Currently, when a donor finishes transferring data via rsync over socat, it signals success to the galera server, and tears down the socat tunnel afterwards.

Donor jobs happen sequentially, but when a node in a galera cluster acts as a donor for two other nodes in a row, it may happen that it initiates the second donor job before the first job had a chance to tear down the socat tunnel. What happens in that case is that the first job unexpectedly kills the socat process spawned by the second job, and the transfer fails.

Version-Release number of selected component (if applicable):
mariadb-10.3.17-1.module+el8.1.0+3974+90eded84.x86_64

How reproducible:
Randomly, although one can add 'sleep' in wsrep_sst_rsync_tunnel to exhibit the race and make it fail consistently.

Steps to Reproduce:
1. Deploy a 3 node galera cluster with TLS encryption configured in galera.
2. wait for the first node to bootstrap a new galera cluster.
3. wait the the first node to serve as a donor for the remaining 2 joining nodes.

Actual results:
Sometimes one of the joiner node will fail to synchronize because the socat tunnel use to transfer data gets killed.

Expected results:
Transfoer should always succeed

Additional info:
I'm using ra-tester to spin up 3 vms and set up a pristine 3 node galera cluster with TLS encryption. So I can help verifying the bz quickly if needed.

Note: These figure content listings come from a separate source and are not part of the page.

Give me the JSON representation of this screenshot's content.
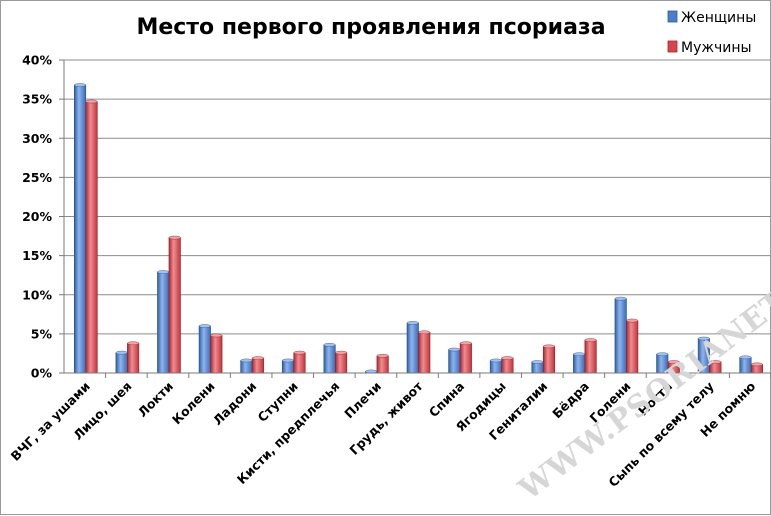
{
  "chart_data": {
    "type": "bar",
    "title": "Место первого проявления псориаза",
    "categories": [
      "ВЧГ, за ушами",
      "Лицо, шея",
      "Локти",
      "Колени",
      "Ладони",
      "Ступни",
      "Кисти, предплечья",
      "Плечи",
      "Грудь, живот",
      "Спина",
      "Ягодицы",
      "Гениталии",
      "Бёдра",
      "Голени",
      "Ногти",
      "Сыпь по всему телу",
      "Не помню"
    ],
    "series": [
      {
        "name": "Женщины",
        "color": "#4a7ec8",
        "values": [
          36.8,
          2.6,
          12.9,
          6.0,
          1.6,
          1.6,
          3.6,
          0.2,
          6.4,
          3.0,
          1.6,
          1.4,
          2.4,
          9.5,
          2.4,
          4.4,
          2.0
        ]
      },
      {
        "name": "Мужчины",
        "color": "#d9434a",
        "values": [
          34.7,
          3.8,
          17.3,
          4.8,
          1.9,
          2.6,
          2.6,
          2.2,
          5.2,
          3.8,
          1.9,
          3.4,
          4.2,
          6.7,
          1.4,
          1.4,
          1.1
        ]
      }
    ],
    "y_ticks": [
      "0%",
      "5%",
      "10%",
      "15%",
      "20%",
      "25%",
      "30%",
      "35%",
      "40%"
    ],
    "ylim": [
      0,
      40
    ],
    "grid": true,
    "legend_position": "top-right"
  },
  "watermark": "WWW.PSORIANET.ORG"
}
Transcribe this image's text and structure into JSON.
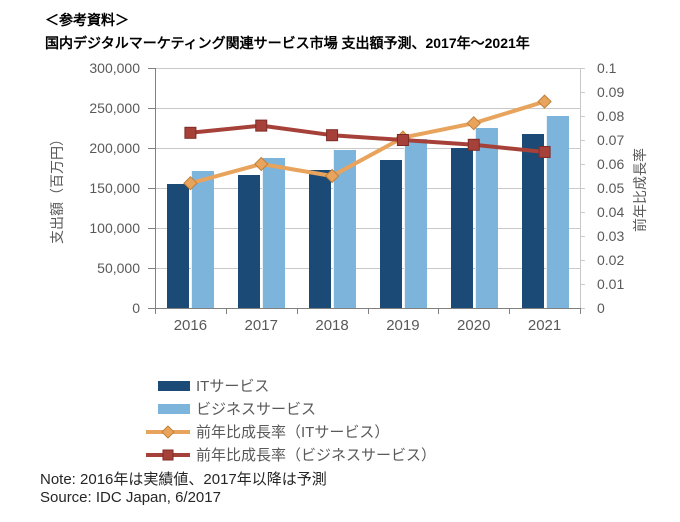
{
  "title": {
    "line1": "＜参考資料＞",
    "line2": "国内デジタルマーケティング関連サービス市場 支出額予測、2017年～2021年"
  },
  "note": "Note: 2016年は実績値、2017年以降は予測",
  "source": "Source: IDC Japan, 6/2017",
  "colors": {
    "it_bar": "#1A4A75",
    "business_bar": "#7CB4DC",
    "it_growth_line": "#E8A35C",
    "it_growth_marker_border": "#C0803A",
    "business_growth_line": "#A6413A",
    "business_growth_marker_border": "#7E2B26",
    "gridline": "#C9C9C9",
    "axis_line": "#808080",
    "axis_text": "#595959",
    "note_text": "#262626"
  },
  "chart_data": {
    "type": "bar",
    "subtype": "combo-bar-line-dual-axis",
    "title": "国内デジタルマーケティング関連サービス市場 支出額予測、2017年～2021年",
    "categories": [
      "2016",
      "2017",
      "2018",
      "2019",
      "2020",
      "2021"
    ],
    "bar_series": [
      {
        "name": "ITサービス",
        "color": "#1A4A75",
        "values": [
          155000,
          166000,
          173000,
          185000,
          200000,
          218000
        ]
      },
      {
        "name": "ビジネスサービス",
        "color": "#7CB4DC",
        "values": [
          171000,
          187000,
          197000,
          211000,
          225000,
          240000
        ]
      }
    ],
    "line_series": [
      {
        "name": "前年比成長率（ITサービス）",
        "color": "#E8A35C",
        "border": "#C0803A",
        "marker": "diamond",
        "axis": "right",
        "values": [
          0.052,
          0.06,
          0.055,
          0.071,
          0.077,
          0.086
        ]
      },
      {
        "name": "前年比成長率（ビジネスサービス）",
        "color": "#A6413A",
        "border": "#7E2B26",
        "marker": "square",
        "axis": "right",
        "values": [
          0.073,
          0.076,
          0.072,
          0.07,
          0.068,
          0.065
        ]
      }
    ],
    "left_axis": {
      "label": "支出額（百万円）",
      "min": 0,
      "max": 300000,
      "step": 50000,
      "tick_labels_top_to_bottom": [
        "300,000",
        "250,000",
        "200,000",
        "150,000",
        "100,000",
        "50,000",
        "0"
      ]
    },
    "right_axis": {
      "label": "前年比成長率",
      "min": 0,
      "max": 0.1,
      "step": 0.01,
      "tick_labels_top_to_bottom": [
        "0.1",
        "0.09",
        "0.08",
        "0.07",
        "0.06",
        "0.05",
        "0.04",
        "0.03",
        "0.02",
        "0.01",
        "0"
      ]
    },
    "grid": true,
    "legend_position": "bottom-left"
  }
}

[1] https://github.com/dciabrin/wsrep_sst_rsync_tunnel
[2] https://github.com/dciabrin/ra-tester

Comment 1 Damien Ciabrini 2020-03-25 13:25:20 UTC

Fixed upstream in https://github.com/dciabrin/wsrep_sst_rsync_tunnel/commit/590d23665dae33940e15ef48c2e28737ec151953

Comment 4 Michal Schorm 2020-04-16 13:55:05 UTC

Hi,
Here's the test build for you:

http://people.redhat.com/mschorm/.rhbz-1817036/

Please let us know if that works for you (both the build itself and the way I gave you access to it)

Comment 5 Damien Ciabrini 2020-05-28 09:16:34 UTC

Hey Michal sorry I overlook the answer...

> Please let us know if that works for you (both the build itself and the way
> I gave you access to it)

Thanks for the repo that made my life easier.
The build works just fine thank you. Here's how I validated it:

1. start from an empty galera database, and configure galera to use TLS and the tunnelled SST script wsrep_sst_rsync_tunnel:

wsrep_provider_options = gmcast.listen_addr=tcp://172.17.54.218:4567;socket.ssl_key=/tls/mysql.key;socket.ssl_cert=/tls/mysql.crt;socket.ssl_ca=/tls/all-mysql.crt;
wsrep_sst_method=rsync_tunnel
[sst]
tca=/tls/all-mysql.crt
tcert=/tls/mysql.pem
sockopt="verify=1"


2. confirm that the cluster start and SST runs properly

3. stop the cluster, and tweak the wsrep_sst_rsync_tunnel script to add an additional delay that would cause the issue 100% before the fix:

       [...]
       echo "done $STATE"
 >>>   sleep 8
       [...]

4. clean grastate and restart the cluster to force SST at bootstrap

rm -rf /var/lib/mysql/grastate.dat



I confirm the cluster restarts just fine, so the problem is fixed.